Robert se place derrière Lili, avance braguette ouverte, bite en main, plie les genoux et d’un seul élan se fraie un passage et s’installe dans le vagin de mon ex. Le temps presse, il se lance aussitôt dans des charges longues, profondes et rapides. A ses questions, Lili répond que c’est fameux.

Par mimétisme, simultanément je m’enfonce en Pauline


Lili et Robert avaient-ils que le temps pressait autant. Avant qu’ils ne transpirent, la sonnette retentit.

Robert crie :

- Merde, qu’est-ce que c’est? Ma putain d’emmerdeuse revient déjà. Tant pis pour elle, je vais lui envoyer à la figure ma demande de divorce. Rhabille-toi pour éviter les cris et les larmes. Evitons de lui fournir un argument pour gagner un divorce pour adultère. Elle ne doit pas savoir que nous voulons nous marier, sinon….

Du haut de l’escalier Robert crie:

- C’est toi Pauline? Tu as oublié tes clés?

Une voix d’homme répond :

-Non, je suis Roger le nouveau cuisinier. Faites vite, la grande salle est fermée, il y a un attroupement d’hommes devant chez nous. Des voisins veulent appeler la police. Venez vite si vous ne voulez pas un scandale


- Bien j’arrive, j’étais juste venu chercher des préservatifs.

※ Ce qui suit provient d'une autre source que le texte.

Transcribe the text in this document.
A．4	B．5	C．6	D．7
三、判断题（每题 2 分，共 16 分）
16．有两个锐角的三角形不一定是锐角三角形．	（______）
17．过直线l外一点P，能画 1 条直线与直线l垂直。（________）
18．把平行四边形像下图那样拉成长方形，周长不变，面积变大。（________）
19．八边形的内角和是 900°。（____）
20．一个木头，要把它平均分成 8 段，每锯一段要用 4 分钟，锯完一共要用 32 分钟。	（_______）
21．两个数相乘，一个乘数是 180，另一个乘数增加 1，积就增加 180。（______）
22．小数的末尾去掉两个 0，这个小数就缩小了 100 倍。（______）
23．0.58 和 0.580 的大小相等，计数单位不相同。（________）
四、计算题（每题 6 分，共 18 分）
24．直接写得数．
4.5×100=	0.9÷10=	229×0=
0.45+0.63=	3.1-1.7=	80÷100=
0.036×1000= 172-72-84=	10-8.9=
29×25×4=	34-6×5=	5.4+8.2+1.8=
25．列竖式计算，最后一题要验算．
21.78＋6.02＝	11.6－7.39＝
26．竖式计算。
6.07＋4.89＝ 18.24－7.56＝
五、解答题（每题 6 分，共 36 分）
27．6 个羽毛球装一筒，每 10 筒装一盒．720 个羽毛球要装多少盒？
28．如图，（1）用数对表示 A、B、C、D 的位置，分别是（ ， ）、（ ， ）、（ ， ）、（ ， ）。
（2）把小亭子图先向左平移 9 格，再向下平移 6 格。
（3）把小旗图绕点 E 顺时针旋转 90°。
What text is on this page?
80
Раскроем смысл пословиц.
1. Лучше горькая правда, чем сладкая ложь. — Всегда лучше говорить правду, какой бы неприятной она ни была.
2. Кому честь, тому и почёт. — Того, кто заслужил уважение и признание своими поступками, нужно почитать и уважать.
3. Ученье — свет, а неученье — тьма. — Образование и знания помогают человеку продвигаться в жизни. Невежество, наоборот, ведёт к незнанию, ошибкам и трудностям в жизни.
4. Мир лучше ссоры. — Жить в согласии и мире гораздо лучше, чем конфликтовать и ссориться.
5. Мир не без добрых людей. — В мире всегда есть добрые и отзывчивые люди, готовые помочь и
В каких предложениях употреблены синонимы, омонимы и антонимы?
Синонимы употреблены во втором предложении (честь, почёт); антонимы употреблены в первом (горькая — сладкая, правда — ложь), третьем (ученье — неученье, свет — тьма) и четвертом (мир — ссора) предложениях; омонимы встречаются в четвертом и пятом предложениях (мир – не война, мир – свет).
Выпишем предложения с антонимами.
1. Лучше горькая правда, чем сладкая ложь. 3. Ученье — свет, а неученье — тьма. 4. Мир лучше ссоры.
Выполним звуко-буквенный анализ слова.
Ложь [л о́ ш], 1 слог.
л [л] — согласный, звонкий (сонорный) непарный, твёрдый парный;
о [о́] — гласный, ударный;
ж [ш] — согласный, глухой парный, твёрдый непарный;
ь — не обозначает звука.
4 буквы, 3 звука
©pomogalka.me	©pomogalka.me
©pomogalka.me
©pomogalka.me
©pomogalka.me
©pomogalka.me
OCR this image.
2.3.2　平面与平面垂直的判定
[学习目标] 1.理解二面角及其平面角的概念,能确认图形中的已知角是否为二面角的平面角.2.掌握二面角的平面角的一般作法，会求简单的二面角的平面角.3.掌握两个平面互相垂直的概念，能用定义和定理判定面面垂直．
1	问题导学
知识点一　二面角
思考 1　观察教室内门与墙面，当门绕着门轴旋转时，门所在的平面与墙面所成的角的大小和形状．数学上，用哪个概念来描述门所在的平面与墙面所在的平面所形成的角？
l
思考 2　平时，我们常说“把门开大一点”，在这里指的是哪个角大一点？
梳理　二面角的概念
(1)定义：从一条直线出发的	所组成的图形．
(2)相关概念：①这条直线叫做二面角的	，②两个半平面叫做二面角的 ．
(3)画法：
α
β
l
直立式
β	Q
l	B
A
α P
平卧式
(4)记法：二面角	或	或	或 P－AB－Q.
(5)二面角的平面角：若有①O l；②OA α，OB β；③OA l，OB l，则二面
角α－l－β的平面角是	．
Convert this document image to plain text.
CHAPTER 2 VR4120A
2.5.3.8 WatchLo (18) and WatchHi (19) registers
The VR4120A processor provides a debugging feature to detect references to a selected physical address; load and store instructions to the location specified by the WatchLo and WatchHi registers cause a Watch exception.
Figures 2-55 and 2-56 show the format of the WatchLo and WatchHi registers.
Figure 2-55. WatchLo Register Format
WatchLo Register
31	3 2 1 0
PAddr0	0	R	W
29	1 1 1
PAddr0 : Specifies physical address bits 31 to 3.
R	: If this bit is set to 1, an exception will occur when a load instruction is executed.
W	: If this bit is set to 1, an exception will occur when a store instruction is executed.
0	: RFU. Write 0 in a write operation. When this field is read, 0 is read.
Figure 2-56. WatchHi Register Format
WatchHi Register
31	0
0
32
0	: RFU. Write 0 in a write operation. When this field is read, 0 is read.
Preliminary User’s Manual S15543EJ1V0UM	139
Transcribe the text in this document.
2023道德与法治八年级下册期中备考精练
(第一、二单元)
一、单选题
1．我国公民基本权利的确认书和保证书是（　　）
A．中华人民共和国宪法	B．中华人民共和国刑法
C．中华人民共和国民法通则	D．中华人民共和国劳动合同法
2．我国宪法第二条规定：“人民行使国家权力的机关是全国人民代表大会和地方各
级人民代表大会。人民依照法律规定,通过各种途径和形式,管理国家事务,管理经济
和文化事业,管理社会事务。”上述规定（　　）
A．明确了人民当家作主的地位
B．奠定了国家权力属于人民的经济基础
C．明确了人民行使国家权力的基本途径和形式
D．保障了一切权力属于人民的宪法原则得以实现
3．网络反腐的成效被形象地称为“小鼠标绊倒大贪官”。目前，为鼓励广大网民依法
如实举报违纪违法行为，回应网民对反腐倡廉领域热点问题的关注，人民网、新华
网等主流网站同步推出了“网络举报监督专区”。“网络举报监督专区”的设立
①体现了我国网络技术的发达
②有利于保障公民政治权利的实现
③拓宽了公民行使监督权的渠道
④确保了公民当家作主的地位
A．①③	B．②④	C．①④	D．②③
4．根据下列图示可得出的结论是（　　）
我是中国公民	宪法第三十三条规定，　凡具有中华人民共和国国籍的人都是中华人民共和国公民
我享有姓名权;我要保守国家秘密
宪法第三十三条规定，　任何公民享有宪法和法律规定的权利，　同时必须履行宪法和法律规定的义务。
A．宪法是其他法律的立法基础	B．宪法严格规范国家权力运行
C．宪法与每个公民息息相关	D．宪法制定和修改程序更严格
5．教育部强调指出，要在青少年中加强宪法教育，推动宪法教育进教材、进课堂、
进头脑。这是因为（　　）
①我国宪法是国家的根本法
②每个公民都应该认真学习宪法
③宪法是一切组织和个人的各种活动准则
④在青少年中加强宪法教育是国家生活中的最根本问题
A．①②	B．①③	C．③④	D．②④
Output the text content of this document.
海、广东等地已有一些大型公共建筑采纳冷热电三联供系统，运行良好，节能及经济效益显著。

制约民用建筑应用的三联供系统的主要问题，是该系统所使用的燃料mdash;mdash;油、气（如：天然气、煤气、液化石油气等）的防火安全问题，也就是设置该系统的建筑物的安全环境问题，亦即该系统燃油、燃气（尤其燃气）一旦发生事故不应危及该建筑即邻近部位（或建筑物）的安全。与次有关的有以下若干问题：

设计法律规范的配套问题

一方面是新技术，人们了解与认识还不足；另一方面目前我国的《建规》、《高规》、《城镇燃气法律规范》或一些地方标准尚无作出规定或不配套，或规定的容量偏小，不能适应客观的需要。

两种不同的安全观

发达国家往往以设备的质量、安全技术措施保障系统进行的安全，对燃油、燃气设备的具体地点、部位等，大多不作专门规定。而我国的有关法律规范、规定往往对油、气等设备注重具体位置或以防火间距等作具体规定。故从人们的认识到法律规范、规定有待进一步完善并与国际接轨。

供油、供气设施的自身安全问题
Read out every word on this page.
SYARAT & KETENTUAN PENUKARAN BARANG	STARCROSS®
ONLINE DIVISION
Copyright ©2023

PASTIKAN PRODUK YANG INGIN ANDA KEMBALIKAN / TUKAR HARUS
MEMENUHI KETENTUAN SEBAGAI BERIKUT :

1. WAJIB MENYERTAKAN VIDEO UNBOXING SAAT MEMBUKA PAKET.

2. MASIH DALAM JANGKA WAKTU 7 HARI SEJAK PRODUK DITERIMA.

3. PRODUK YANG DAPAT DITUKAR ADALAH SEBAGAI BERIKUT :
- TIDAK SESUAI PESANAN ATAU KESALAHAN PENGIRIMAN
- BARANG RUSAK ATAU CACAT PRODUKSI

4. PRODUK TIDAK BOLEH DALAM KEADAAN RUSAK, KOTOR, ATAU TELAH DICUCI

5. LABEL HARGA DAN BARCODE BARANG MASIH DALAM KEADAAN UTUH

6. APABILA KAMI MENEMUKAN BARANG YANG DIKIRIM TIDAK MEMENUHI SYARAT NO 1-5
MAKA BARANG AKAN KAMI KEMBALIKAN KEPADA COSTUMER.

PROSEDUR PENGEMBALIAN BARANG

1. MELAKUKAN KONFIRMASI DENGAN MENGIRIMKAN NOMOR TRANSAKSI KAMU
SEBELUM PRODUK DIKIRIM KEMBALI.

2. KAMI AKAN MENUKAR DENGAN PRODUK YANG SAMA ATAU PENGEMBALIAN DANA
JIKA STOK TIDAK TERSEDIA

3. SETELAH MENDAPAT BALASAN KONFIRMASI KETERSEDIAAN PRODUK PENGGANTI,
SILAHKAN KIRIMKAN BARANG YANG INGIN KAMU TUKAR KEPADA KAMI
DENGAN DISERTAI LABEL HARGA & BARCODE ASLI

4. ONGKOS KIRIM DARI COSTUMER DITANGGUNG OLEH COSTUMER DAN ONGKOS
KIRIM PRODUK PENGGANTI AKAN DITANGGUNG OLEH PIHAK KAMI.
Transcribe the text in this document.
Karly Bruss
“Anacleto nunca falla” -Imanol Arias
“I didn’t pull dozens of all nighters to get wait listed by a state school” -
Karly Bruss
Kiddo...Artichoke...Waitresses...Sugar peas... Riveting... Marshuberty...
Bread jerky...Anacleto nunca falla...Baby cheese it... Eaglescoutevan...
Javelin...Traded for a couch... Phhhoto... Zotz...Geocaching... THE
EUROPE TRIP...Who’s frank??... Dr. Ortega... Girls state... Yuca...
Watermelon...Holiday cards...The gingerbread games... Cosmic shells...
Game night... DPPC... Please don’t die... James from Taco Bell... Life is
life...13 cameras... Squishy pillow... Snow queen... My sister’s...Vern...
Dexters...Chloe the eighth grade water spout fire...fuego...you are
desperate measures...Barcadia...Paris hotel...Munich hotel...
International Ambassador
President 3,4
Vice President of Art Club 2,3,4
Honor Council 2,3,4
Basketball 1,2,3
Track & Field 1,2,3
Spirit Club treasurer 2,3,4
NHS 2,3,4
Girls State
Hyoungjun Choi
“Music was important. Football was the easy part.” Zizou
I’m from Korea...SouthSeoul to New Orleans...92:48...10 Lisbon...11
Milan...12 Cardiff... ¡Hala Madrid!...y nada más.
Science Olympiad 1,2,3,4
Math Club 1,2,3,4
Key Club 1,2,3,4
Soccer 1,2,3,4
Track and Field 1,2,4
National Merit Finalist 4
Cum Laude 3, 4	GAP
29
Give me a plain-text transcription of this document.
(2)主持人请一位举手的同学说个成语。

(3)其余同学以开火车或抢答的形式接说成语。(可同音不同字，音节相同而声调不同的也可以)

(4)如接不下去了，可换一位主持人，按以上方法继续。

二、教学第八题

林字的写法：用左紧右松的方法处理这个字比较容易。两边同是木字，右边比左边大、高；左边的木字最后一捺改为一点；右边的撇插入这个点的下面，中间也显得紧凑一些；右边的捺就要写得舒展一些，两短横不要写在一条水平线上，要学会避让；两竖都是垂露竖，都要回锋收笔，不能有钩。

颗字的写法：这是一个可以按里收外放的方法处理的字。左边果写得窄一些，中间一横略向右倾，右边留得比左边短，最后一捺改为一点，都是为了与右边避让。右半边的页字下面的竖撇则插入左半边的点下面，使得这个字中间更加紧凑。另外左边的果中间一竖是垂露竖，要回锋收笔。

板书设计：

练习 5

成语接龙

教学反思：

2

Il se passe un peu d’eau sur la figure. Lili se lave vite la fente avec une éponge de vaisselle. Ils dégringolent l’escalier. Je me retire du vagin de Pauline toujours penchée vers la porte. J y étais entré pendant qu’elle écoutait la conversation des deux amants? Elle a apprécié et souhaite continuer.


- Viens, retournons au lit pour nous aimer, ce sera plus confortable. Alors te fais-tu encore des illusions sur les sentiments de Lili pour toi? Ce soir, chez elle, dans la cabine du magasin, elle m’a tenu un discours assez ressemblant, sans toutefois évoquer le divorce ni son intention d’épouser Robert. Quelle salope ! Pardonne ma vulgarité, je ne trouve pas d’autre mot pour la qualifier. Elle est comédienne au service du mal, vicieuse jusqu fond du cœur. Les deux hypocrites vont me payer l’ensemble. J’ai un coup d’avance sur eux. La note sera chère. Et toi, que comptes-tu faire?

- J’ai envie de vomir. Par chance ils ne nous ont pas vus ou entendus.

- Je me suis mordu les lèvres quand tu m’as prise par derrière. J’ai joui avec la main entre les dents afin de ne pas trahir notre présence. Avant tout, profitons du sursis qui nous est accordé, aimons-nous encore plus fort, veux-tu ?

- Que oui! Je veux. Je veux lire dans tes yeux, viens sur moi..

Faire l’amour maintenant, c’est en quelque sorte passer un contrat. C’est aussi faire un pari sur l’avenir. Après les fêtes nos conjoints nous annonceront leur choix du divorce. Nous avons en commun, Pauline et moi , cette perspective. Cela resserre le lien qui nous unit Nos sexes s‘imbriquent, nos volontés s‘uniront. Le balancement du bassin de Pauline autour de mon membre, sur mes cuisses et mon ventre, est comme une promesse de lutter ensemble. Mais c’est dans son regard que je vois le plus clairement sa détermination à partager la défense de nos intérêts. Les amants nous ont condamnés, ignorants de la force que peut susciter le fait d’être deux et unis dans l’adversité. Le chagrin aurait pu me si je m’étais trouvé seul face à Lili impitoyable. Pauline isolée à l’annonce de la décision de Robert aurait-elle su réagir positivement?

Mais dans nos étreintes, dans la chaleur de nos enlacements, de nos baisers nous puisons une énergie nouvelle.